Gonzaga is no longer an underdog but its following has never been bigger north of the border than it is right now.
With Newmarket’s Kevin Pangos leading the way offensively and North Vancouver’s Robert Sacre carrying the defensive load, Gonzaga is Canada’s sweetheart, even if there are other teams, even in the same tournament with more Canadian content.
None though have two players as key as Pangos and Sacre to their fortunes.
Bob Huggins’ West Virginia squad got a taste of that Canadian content and couldn’t have liked what it saw.

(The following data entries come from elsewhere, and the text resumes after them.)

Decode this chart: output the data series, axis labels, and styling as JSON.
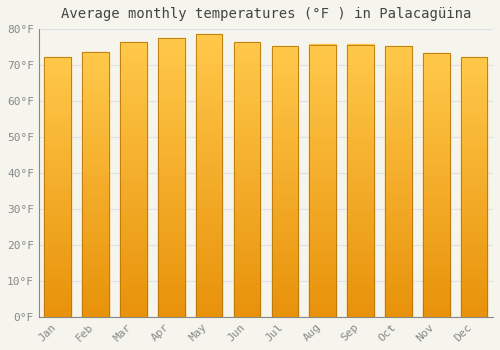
{
  "title": "Average monthly temperatures (°F ) in Palacagüina",
  "months": [
    "Jan",
    "Feb",
    "Mar",
    "Apr",
    "May",
    "Jun",
    "Jul",
    "Aug",
    "Sep",
    "Oct",
    "Nov",
    "Dec"
  ],
  "values": [
    72.1,
    73.5,
    76.5,
    77.5,
    78.5,
    76.5,
    75.3,
    75.7,
    75.7,
    75.3,
    73.4,
    72.3
  ],
  "ylim": [
    0,
    80
  ],
  "yticks": [
    0,
    10,
    20,
    30,
    40,
    50,
    60,
    70,
    80
  ],
  "ytick_labels": [
    "0°F",
    "10°F",
    "20°F",
    "30°F",
    "40°F",
    "50°F",
    "60°F",
    "70°F",
    "80°F"
  ],
  "bar_color_bottom": "#E8920A",
  "bar_color_top": "#FFC84A",
  "bar_edge_color": "#B8760A",
  "background_color": "#F5F5EE",
  "plot_bg_color": "#F5F5EE",
  "grid_color": "#E0E0E8",
  "title_fontsize": 10,
  "tick_fontsize": 8,
  "tick_color": "#888888",
  "axis_color": "#888888"
}
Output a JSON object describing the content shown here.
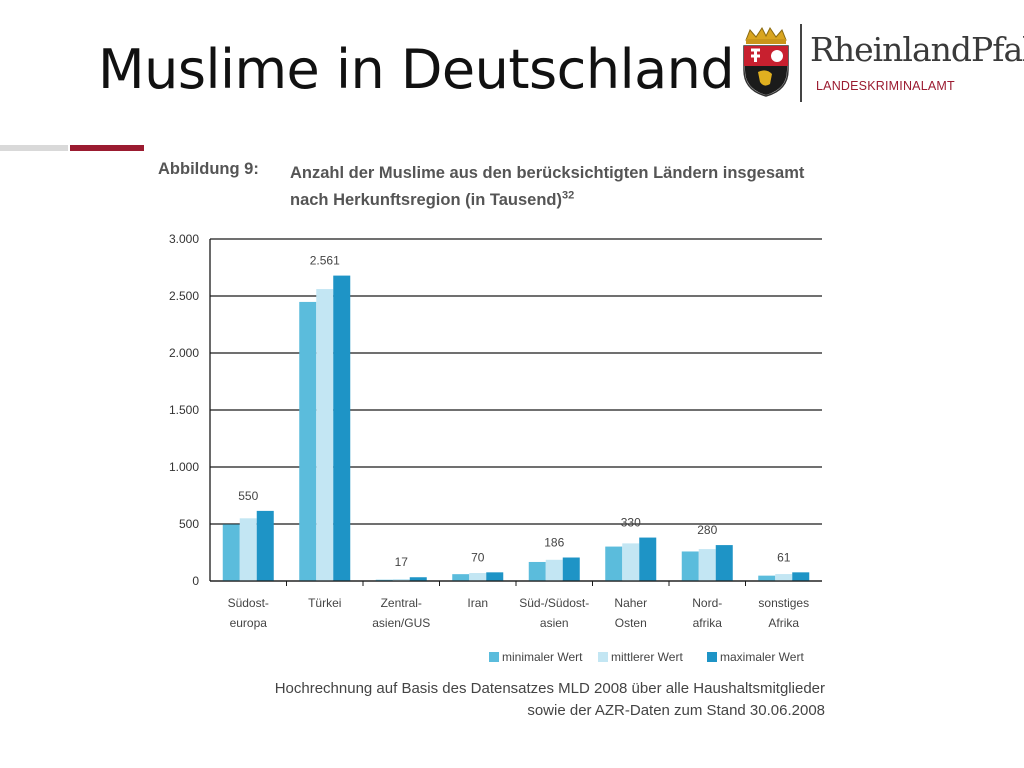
{
  "slide": {
    "title": "Muslime in Deutschland"
  },
  "logo": {
    "name": "RheinlandPfalz",
    "subtitle": "LANDESKRIMINALAMT",
    "icon": "coat-of-arms-icon"
  },
  "figure": {
    "label": "Abbildung 9:",
    "title": "Anzahl der Muslime aus den berücksichtigten Ländern insgesamt nach Herkunftsregion (in Tausend)",
    "footnote_marker": "32",
    "note_line1": "Hochrechnung auf Basis des Datensatzes MLD 2008 über alle Haushaltsmitglieder",
    "note_line2": "sowie der AZR-Daten zum Stand 30.06.2008"
  },
  "colors": {
    "min": "#5bbcdc",
    "mid": "#c3e6f3",
    "max": "#1e94c6",
    "accent": "#9b1b30"
  },
  "chart_data": {
    "type": "bar",
    "title": "Anzahl der Muslime aus den berücksichtigten Ländern insgesamt nach Herkunftsregion (in Tausend)",
    "categories": [
      [
        "Südost-",
        "europa"
      ],
      [
        "Türkei"
      ],
      [
        "Zentral-",
        "asien/GUS"
      ],
      [
        "Iran"
      ],
      [
        "Süd-/Südost-",
        "asien"
      ],
      [
        "Naher",
        "Osten"
      ],
      [
        "Nord-",
        "afrika"
      ],
      [
        "sonstiges",
        "Afrika"
      ]
    ],
    "series": [
      {
        "name": "minimaler Wert",
        "values": [
          496,
          2448,
          11,
          60,
          167,
          302,
          259,
          47
        ]
      },
      {
        "name": "mittlerer Wert",
        "values": [
          550,
          2561,
          17,
          70,
          186,
          330,
          280,
          61
        ]
      },
      {
        "name": "maximaler Wert",
        "values": [
          615,
          2679,
          33,
          76,
          206,
          381,
          315,
          76
        ]
      }
    ],
    "data_labels": [
      "550",
      "2.561",
      "17",
      "70",
      "186",
      "330",
      "280",
      "61"
    ],
    "ylim": [
      0,
      3000
    ],
    "yticks": [
      0,
      500,
      1000,
      1500,
      2000,
      2500,
      3000
    ],
    "ytick_labels": [
      "0",
      "500",
      "1.000",
      "1.500",
      "2.000",
      "2.500",
      "3.000"
    ],
    "grid": true,
    "legend_position": "bottom-right"
  }
}
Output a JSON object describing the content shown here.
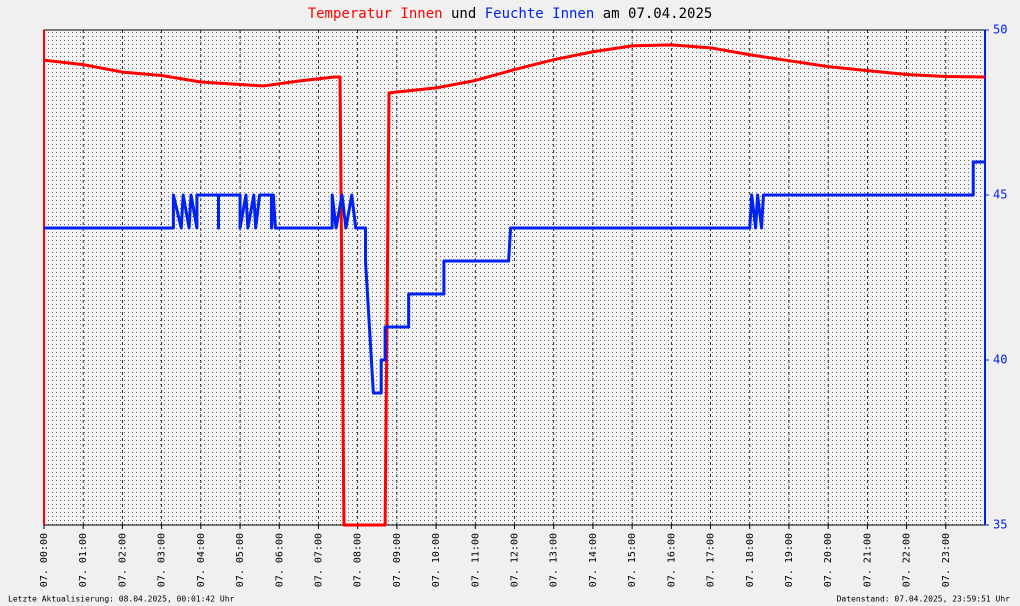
{
  "chart_data": {
    "type": "line",
    "title_parts": [
      "und",
      "am 07.04.2025"
    ],
    "footer_left": "Letzte Aktualisierung: 08.04.2025, 00:01:42 Uhr",
    "footer_right": "Datenstand: 07.04.2025, 23:59:51 Uhr",
    "xlim": [
      0,
      24
    ],
    "xticks": [
      {
        "value": 0,
        "label": "07. 00:00"
      },
      {
        "value": 1,
        "label": "07. 01:00"
      },
      {
        "value": 2,
        "label": "07. 02:00"
      },
      {
        "value": 3,
        "label": "07. 03:00"
      },
      {
        "value": 4,
        "label": "07. 04:00"
      },
      {
        "value": 5,
        "label": "07. 05:00"
      },
      {
        "value": 6,
        "label": "07. 06:00"
      },
      {
        "value": 7,
        "label": "07. 07:00"
      },
      {
        "value": 8,
        "label": "07. 08:00"
      },
      {
        "value": 9,
        "label": "07. 09:00"
      },
      {
        "value": 10,
        "label": "07. 10:00"
      },
      {
        "value": 11,
        "label": "07. 11:00"
      },
      {
        "value": 12,
        "label": "07. 12:00"
      },
      {
        "value": 13,
        "label": "07. 13:00"
      },
      {
        "value": 14,
        "label": "07. 14:00"
      },
      {
        "value": 15,
        "label": "07. 15:00"
      },
      {
        "value": 16,
        "label": "07. 16:00"
      },
      {
        "value": 17,
        "label": "07. 17:00"
      },
      {
        "value": 18,
        "label": "07. 18:00"
      },
      {
        "value": 19,
        "label": "07. 19:00"
      },
      {
        "value": 20,
        "label": "07. 20:00"
      },
      {
        "value": 21,
        "label": "07. 21:00"
      },
      {
        "value": 22,
        "label": "07. 22:00"
      },
      {
        "value": 23,
        "label": "07. 23:00"
      }
    ],
    "ylim": [
      15,
      25
    ],
    "y2lim": [
      35,
      50
    ],
    "y2ticks": [
      35,
      40,
      45,
      50
    ],
    "grid": true,
    "series": [
      {
        "name": "Temperatur Innen",
        "color": "#ff0000",
        "axis": "y",
        "x": [
          0,
          1,
          2,
          3,
          4,
          5,
          5.6,
          6.5,
          7.4,
          7.55,
          7.65,
          8.7,
          8.8,
          10,
          11,
          12,
          13,
          14,
          15,
          16,
          17,
          18,
          19,
          20,
          21,
          22,
          23,
          24
        ],
        "values": [
          24.39,
          24.3,
          24.15,
          24.08,
          23.95,
          23.9,
          23.87,
          23.97,
          24.05,
          24.05,
          15,
          15,
          23.73,
          23.83,
          23.98,
          24.2,
          24.4,
          24.56,
          24.68,
          24.7,
          24.64,
          24.5,
          24.38,
          24.26,
          24.18,
          24.1,
          24.06,
          24.05
        ]
      },
      {
        "name": "Feuchte Innen",
        "color": "#0022ee",
        "axis": "y2",
        "x": [
          0,
          3.3,
          3.3,
          3.5,
          3.55,
          3.7,
          3.75,
          3.9,
          3.9,
          4.45,
          4.45,
          4.45,
          5.0,
          5.0,
          5.15,
          5.2,
          5.35,
          5.4,
          5.5,
          5.8,
          5.8,
          5.85,
          5.9,
          7.35,
          7.35,
          7.45,
          7.6,
          7.7,
          7.85,
          7.95,
          8.2,
          8.2,
          8.3,
          8.35,
          8.4,
          8.6,
          8.6,
          8.7,
          8.7,
          9.3,
          9.3,
          10.2,
          10.2,
          11.85,
          11.9,
          18.0,
          18.05,
          18.15,
          18.2,
          18.3,
          18.35,
          23.7,
          23.7,
          24
        ],
        "values": [
          44,
          44,
          45,
          44,
          45,
          44,
          45,
          44,
          45,
          45,
          44,
          45,
          45,
          44,
          45,
          44,
          45,
          44,
          45,
          45,
          44,
          45,
          44,
          44,
          45,
          44,
          45,
          44,
          45,
          44,
          44,
          43,
          41,
          40,
          39,
          39,
          40,
          40,
          41,
          41,
          42,
          42,
          43,
          43,
          44,
          44,
          45,
          44,
          45,
          44,
          45,
          45,
          46,
          46
        ]
      }
    ]
  }
}
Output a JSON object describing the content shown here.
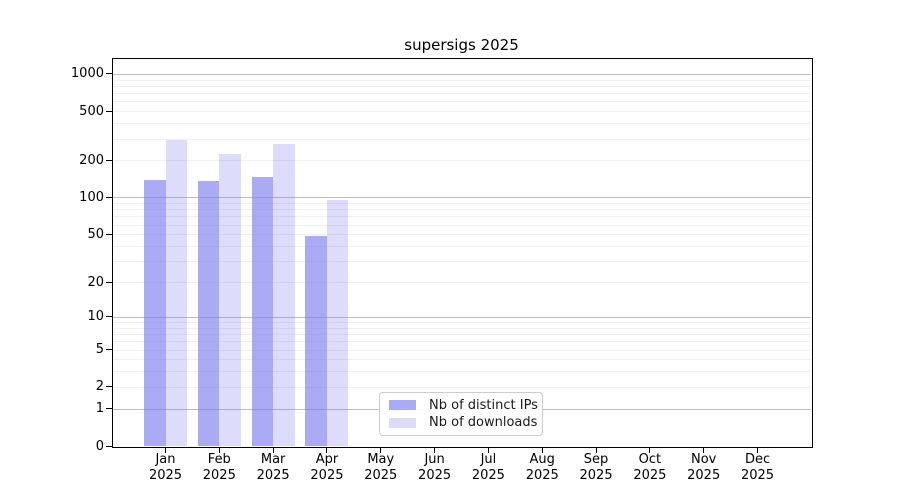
{
  "chart_data": {
    "type": "bar",
    "title": "supersigs 2025",
    "categories": [
      "Jan 2025",
      "Feb 2025",
      "Mar 2025",
      "Apr 2025",
      "May 2025",
      "Jun 2025",
      "Jul 2025",
      "Aug 2025",
      "Sep 2025",
      "Oct 2025",
      "Nov 2025",
      "Dec 2025"
    ],
    "series": [
      {
        "name": "Nb of distinct IPs",
        "color": "#aaaaf5",
        "values": [
          140,
          136,
          148,
          48,
          0,
          0,
          0,
          0,
          0,
          0,
          0,
          0
        ]
      },
      {
        "name": "Nb of downloads",
        "color": "#dcdcf9",
        "values": [
          290,
          225,
          270,
          95,
          0,
          0,
          0,
          0,
          0,
          0,
          0,
          0
        ]
      }
    ],
    "xlabel": "",
    "ylabel": "",
    "yscale": "log1p",
    "y_ticks": [
      0,
      1,
      2,
      5,
      10,
      20,
      50,
      100,
      200,
      500,
      1000
    ],
    "ylim": [
      0,
      1320
    ],
    "grid": "on",
    "grid_minor_color": "#efefef",
    "grid_major_color": "#bdbdbd",
    "legend_position": "inside-lower-center"
  }
}
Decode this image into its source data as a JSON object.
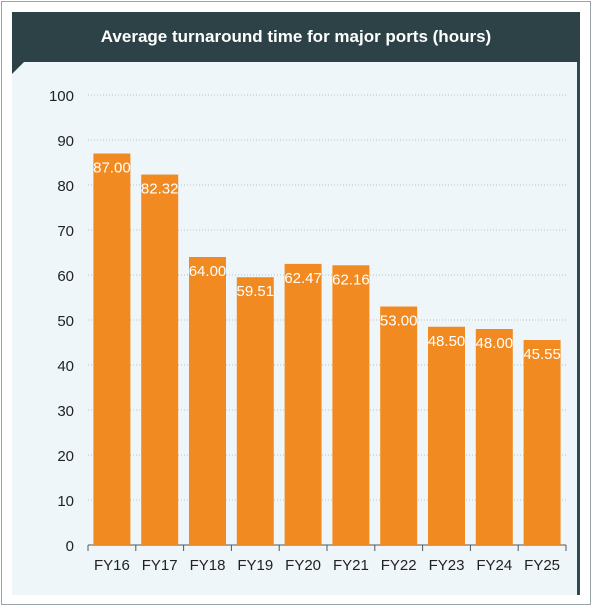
{
  "chart_data": {
    "type": "bar",
    "title": "Average turnaround time for major ports (hours)",
    "categories": [
      "FY16",
      "FY17",
      "FY18",
      "FY19",
      "FY20",
      "FY21",
      "FY22",
      "FY23",
      "FY24",
      "FY25"
    ],
    "values": [
      87.0,
      82.32,
      64.0,
      59.51,
      62.47,
      62.16,
      53.0,
      48.5,
      48.0,
      45.55
    ],
    "value_labels": [
      "87.00",
      "82.32",
      "64.00",
      "59.51",
      "62.47",
      "62.16",
      "53.00",
      "48.50",
      "48.00",
      "45.55"
    ],
    "ylim": [
      0,
      100
    ],
    "yticks": [
      0,
      10,
      20,
      30,
      40,
      50,
      60,
      70,
      80,
      90,
      100
    ],
    "xlabel": "",
    "ylabel": "",
    "grid": true,
    "colors": {
      "bar": "#f28a22",
      "label": "#ffffff",
      "title_bg": "#2c4246",
      "panel_bg": "#eef6fa",
      "grid": "#b8c4c8"
    }
  }
}
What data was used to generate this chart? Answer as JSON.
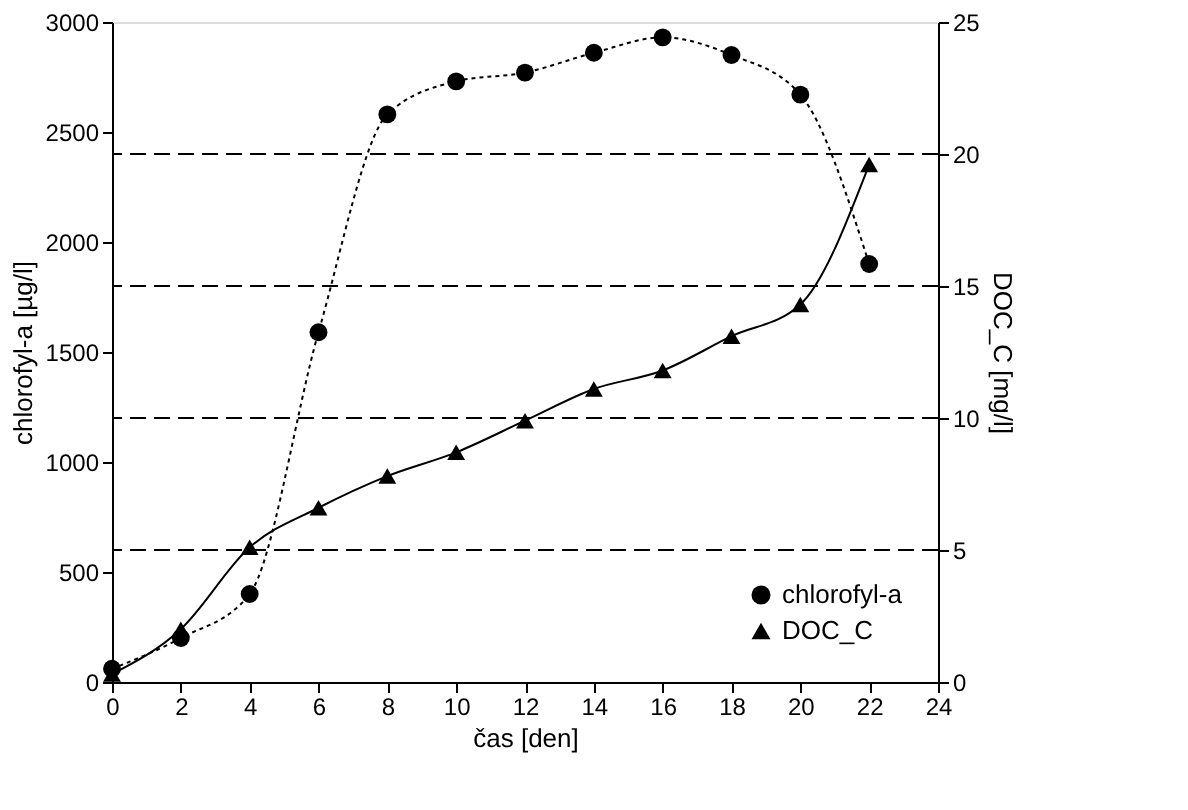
{
  "chart_data": {
    "type": "line",
    "xlabel": "čas [den]",
    "ylabel": "chlorofyl-a [µg/l]",
    "y2label": "DOC_C [mg/l]",
    "x": [
      0,
      2,
      4,
      6,
      8,
      10,
      12,
      14,
      16,
      18,
      20,
      22
    ],
    "series": [
      {
        "name": "chlorofyl-a",
        "color": "#000000",
        "marker": "circle",
        "line_style": "dotted",
        "values": [
          60,
          200,
          400,
          1590,
          2580,
          2730,
          2770,
          2860,
          2930,
          2850,
          2670,
          1900
        ]
      },
      {
        "name": "DOC_C",
        "color": "#000000",
        "marker": "triangle",
        "line_style": "solid",
        "axis": "y2",
        "values": [
          0.3,
          2.0,
          5.1,
          6.6,
          7.8,
          8.7,
          9.9,
          11.1,
          11.8,
          13.1,
          14.3,
          19.6
        ]
      }
    ],
    "xlim": [
      0,
      24
    ],
    "xticks": [
      0,
      2,
      4,
      6,
      8,
      10,
      12,
      14,
      16,
      18,
      20,
      22,
      24
    ],
    "ylim": [
      0,
      3000
    ],
    "yticks": [
      0,
      500,
      1000,
      1500,
      2000,
      2500,
      3000
    ],
    "y2lim": [
      0,
      25
    ],
    "y2ticks": [
      0,
      5,
      10,
      15,
      20,
      25
    ],
    "ref_lines": [
      {
        "axis": "y2",
        "value": 5,
        "line_style": "dashed",
        "color": "#000000"
      },
      {
        "axis": "y2",
        "value": 10,
        "line_style": "dashed",
        "color": "#000000"
      },
      {
        "axis": "y2",
        "value": 15,
        "line_style": "dashed",
        "color": "#000000"
      },
      {
        "axis": "y2",
        "value": 20,
        "line_style": "dashed",
        "color": "#000000"
      }
    ],
    "grid": false,
    "legend": "bottom right"
  }
}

Pangos had seven points before the game was five minutes old while Sacre put Big East stud Kevin Jones in Sacre-jail, helping the Bulldogs get out to an early 17-point lead that was never threatened.
THE HOT HANDS
Rodney McGruder of Kansas State had 30 points and four steals to help the Wildcats to a 70-64 win over Southern Mississippi ... Jae Crowder of Marquette had 25 points, 16 rebounds, five steals, and four assists in an 88-68 win over BYU. McGruder, the Big East player of the year, made 11 of 16 field-goal attempts and was 6 of 8 from the foul line as he doubled his season average of 15.4 points.